O comprometimento. Entretanto, com Simone Beauvoir, funda a revista Temps Modernes. O primeiro número sai em Outubro de 1945. Além do casal Sartre-Beauvoir, fazem parte da direcção Michel Leiris, Maurice Merleau-Ponty, Albert Ollivier, Jean Paulhan e Raymond Aron. O grupo irá desmembrar-se em pouco tempo, com o afastamento dos três últimos nomes. No texto de apresentação, Sartre faz a apologia do comprometimento do escritor com a épca em que vive. O engajamento é um imperativo e a ficção tem um carácter "utilitário".

Por esta altura, o seu prestígio está no auge. Distingue-se enquanto pensador, mas continua non grato nos meios académicos, apesar de voltar a leccionar. Publica o extenso Les Chemins de la Liberté, L'Age de Raison e Le Sursis. Afirma-se como dramaturgo e é solicitado para escrever para cinema. Divulga nomes à literatura e assina ensaios políticos. Alguns estão na origem do desentendimento, em 1955, com Merleau-Ponty. De esquerdista, confesso e manifesto, passa a defensor da URSS de Estaline e do comunismo.

Não se filia, mas assume-se progressivamente marxista. Viaja pela Rússia, Escandinávia, África, Estados Unidos, e Cuba. Vai-se desencantando. Ainda assim, edita em 1960 Crítica da Razão Dialética, onde tenta encontrar afinidades entre o existencialismo e o marxismo. Em 1964, escreve As Palavras, uma análise à sua própria infância. Nesse ano, ganha o Nobel da Literatura. Recusa o prémio.

O fim. Dedica os seus últimos anos ao estudo da vida e obra de Gustave Flaubert. Apoia o movimento estudantil de 1968. Também por isso Raymond Aron há-de acusá-lo de cortejar "todas as juventudes do século." Continua a viajar. Em 1975, visita Portugal. Num texto publicado recentemente no DN, Diogo Pires Aurélio escreveu a propósito "de tudo aquilo que então aqui se passava, as únicas coisas que parecem tê-lo realmente tocado (...) foram o Ralis, um quartel de duvidosa disciplina militar, e uma empresa de tecelagem, no Norte do País, com duas dezenas de operárias em autogestão."

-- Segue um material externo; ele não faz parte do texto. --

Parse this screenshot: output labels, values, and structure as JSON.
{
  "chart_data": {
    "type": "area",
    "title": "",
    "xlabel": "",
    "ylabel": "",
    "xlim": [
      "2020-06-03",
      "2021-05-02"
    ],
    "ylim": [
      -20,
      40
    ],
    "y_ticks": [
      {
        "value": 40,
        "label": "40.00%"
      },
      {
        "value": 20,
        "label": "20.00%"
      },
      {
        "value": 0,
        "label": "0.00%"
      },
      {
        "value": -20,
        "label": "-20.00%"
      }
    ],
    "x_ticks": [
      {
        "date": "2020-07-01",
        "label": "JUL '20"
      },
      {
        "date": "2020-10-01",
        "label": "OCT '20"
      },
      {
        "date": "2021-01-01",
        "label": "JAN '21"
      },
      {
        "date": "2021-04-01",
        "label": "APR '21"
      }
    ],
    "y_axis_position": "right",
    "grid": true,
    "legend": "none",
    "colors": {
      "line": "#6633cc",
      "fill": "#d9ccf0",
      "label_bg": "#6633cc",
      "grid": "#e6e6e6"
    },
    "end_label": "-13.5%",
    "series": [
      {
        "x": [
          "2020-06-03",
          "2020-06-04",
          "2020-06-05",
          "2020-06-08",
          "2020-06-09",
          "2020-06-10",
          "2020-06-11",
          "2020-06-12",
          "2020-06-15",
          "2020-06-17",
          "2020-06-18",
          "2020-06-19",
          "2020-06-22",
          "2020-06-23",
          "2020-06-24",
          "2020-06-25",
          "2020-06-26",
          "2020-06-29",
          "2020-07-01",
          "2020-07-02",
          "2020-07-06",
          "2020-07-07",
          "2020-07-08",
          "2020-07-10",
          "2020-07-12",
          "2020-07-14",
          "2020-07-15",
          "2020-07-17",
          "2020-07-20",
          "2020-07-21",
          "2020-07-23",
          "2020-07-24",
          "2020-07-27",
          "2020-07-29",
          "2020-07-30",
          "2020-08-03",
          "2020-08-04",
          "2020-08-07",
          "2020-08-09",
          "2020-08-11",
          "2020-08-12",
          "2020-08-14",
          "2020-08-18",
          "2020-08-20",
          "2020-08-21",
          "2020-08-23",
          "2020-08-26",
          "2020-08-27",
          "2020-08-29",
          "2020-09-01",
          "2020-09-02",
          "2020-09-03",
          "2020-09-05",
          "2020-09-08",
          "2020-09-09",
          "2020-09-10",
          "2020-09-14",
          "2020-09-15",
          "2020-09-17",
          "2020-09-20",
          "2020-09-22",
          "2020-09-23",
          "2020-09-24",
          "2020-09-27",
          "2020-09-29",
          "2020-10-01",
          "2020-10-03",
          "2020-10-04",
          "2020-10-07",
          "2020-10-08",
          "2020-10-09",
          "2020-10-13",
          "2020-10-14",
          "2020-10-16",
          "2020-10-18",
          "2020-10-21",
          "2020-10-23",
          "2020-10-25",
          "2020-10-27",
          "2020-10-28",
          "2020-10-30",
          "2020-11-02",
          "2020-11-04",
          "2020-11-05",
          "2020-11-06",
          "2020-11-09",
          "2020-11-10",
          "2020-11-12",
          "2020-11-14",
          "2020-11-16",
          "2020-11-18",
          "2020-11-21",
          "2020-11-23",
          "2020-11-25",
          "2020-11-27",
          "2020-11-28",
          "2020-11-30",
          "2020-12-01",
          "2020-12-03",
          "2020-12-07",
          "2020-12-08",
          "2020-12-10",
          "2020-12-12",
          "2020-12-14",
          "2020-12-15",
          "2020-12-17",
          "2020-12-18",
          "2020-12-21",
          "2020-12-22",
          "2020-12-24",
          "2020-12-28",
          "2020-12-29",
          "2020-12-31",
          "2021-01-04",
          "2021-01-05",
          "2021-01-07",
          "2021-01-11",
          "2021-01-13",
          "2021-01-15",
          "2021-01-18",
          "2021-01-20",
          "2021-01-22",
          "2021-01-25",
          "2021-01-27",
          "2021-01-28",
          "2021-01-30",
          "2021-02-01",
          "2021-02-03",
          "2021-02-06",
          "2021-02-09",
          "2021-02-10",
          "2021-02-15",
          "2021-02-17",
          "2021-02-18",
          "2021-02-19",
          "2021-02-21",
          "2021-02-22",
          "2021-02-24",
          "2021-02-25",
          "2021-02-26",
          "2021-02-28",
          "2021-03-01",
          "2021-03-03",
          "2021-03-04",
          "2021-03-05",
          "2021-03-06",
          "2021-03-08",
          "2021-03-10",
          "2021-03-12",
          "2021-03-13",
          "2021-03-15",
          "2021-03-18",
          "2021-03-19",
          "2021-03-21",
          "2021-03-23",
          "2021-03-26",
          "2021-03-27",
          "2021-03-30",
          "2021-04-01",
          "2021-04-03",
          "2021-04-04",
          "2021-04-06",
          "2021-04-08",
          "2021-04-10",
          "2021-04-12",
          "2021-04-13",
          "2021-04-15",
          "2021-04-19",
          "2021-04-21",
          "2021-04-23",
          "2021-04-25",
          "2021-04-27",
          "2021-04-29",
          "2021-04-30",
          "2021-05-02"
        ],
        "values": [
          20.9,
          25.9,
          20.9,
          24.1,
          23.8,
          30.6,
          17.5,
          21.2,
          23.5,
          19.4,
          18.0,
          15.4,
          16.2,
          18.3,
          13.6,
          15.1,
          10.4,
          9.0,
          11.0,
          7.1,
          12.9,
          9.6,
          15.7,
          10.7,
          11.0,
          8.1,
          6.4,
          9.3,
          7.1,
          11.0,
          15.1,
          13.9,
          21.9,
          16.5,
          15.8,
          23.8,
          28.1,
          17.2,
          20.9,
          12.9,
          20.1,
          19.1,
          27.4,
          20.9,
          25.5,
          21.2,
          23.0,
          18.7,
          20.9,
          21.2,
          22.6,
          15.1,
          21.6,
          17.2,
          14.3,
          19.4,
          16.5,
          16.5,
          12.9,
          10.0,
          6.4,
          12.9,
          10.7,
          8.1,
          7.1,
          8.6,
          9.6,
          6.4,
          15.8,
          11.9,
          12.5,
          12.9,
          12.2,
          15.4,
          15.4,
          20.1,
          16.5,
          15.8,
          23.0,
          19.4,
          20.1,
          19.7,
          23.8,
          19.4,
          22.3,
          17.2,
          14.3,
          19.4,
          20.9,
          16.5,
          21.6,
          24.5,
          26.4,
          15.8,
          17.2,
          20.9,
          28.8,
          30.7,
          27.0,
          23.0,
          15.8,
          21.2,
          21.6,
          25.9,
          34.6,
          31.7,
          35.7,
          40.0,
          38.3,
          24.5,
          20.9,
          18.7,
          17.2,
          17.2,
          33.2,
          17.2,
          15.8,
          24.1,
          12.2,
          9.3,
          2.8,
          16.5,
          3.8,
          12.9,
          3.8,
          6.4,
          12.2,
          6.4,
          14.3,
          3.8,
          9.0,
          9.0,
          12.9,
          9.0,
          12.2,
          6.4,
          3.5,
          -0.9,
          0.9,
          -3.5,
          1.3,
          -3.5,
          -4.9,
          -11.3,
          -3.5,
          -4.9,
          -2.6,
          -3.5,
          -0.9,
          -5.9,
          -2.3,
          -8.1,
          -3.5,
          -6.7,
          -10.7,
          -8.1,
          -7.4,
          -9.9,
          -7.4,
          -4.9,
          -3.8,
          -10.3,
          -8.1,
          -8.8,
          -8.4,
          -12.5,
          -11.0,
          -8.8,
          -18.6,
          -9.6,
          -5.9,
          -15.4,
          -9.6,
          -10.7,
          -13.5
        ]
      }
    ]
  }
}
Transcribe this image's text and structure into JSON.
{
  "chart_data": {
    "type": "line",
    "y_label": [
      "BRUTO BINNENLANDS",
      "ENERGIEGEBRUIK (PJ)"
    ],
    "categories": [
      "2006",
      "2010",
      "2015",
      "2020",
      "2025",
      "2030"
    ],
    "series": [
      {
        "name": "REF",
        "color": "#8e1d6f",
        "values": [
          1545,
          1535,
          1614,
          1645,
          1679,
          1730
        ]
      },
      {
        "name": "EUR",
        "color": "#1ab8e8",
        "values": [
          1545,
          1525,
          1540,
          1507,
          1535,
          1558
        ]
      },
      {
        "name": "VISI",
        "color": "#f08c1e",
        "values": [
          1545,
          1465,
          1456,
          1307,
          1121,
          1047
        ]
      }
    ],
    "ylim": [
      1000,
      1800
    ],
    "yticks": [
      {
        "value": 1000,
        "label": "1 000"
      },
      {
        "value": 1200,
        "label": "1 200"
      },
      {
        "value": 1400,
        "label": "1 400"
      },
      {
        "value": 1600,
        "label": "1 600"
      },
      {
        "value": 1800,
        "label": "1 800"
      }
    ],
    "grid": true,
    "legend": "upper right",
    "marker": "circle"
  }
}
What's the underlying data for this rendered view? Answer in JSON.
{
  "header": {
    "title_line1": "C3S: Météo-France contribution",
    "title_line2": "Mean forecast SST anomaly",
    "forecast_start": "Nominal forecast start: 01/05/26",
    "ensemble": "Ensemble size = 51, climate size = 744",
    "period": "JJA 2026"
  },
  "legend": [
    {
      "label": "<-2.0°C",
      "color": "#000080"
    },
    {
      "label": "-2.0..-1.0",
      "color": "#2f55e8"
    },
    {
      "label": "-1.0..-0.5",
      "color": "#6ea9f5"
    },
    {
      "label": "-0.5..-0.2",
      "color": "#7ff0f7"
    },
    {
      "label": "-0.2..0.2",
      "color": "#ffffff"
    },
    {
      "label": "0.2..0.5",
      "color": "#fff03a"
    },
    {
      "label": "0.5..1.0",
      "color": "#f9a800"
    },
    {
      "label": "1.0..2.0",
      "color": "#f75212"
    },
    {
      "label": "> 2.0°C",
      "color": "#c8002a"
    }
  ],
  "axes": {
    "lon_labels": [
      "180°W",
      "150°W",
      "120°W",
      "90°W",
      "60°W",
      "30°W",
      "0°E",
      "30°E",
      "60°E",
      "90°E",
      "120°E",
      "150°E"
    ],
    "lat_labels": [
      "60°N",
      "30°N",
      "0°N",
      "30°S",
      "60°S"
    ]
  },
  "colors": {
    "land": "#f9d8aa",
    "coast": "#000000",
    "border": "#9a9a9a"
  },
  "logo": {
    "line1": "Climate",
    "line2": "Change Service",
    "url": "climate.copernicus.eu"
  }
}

O seu prestígio está em queda e a sua saúde débil, após anos de excessos de álcool e tabaco. Quase cego, vive os derradeiros anos incapaz de escrever. Morreu a 14 de Abril de 1980, vítima de um edema pulmonar. Simone de Beauvoir escreveu um livro sobre os dias que antecederam o fim do seu companheiro de sempre. Chamou-lhe A Cerimónia do Adeus, e dedicou-o "àqueles que amaram Sartre, o amam, o amarão".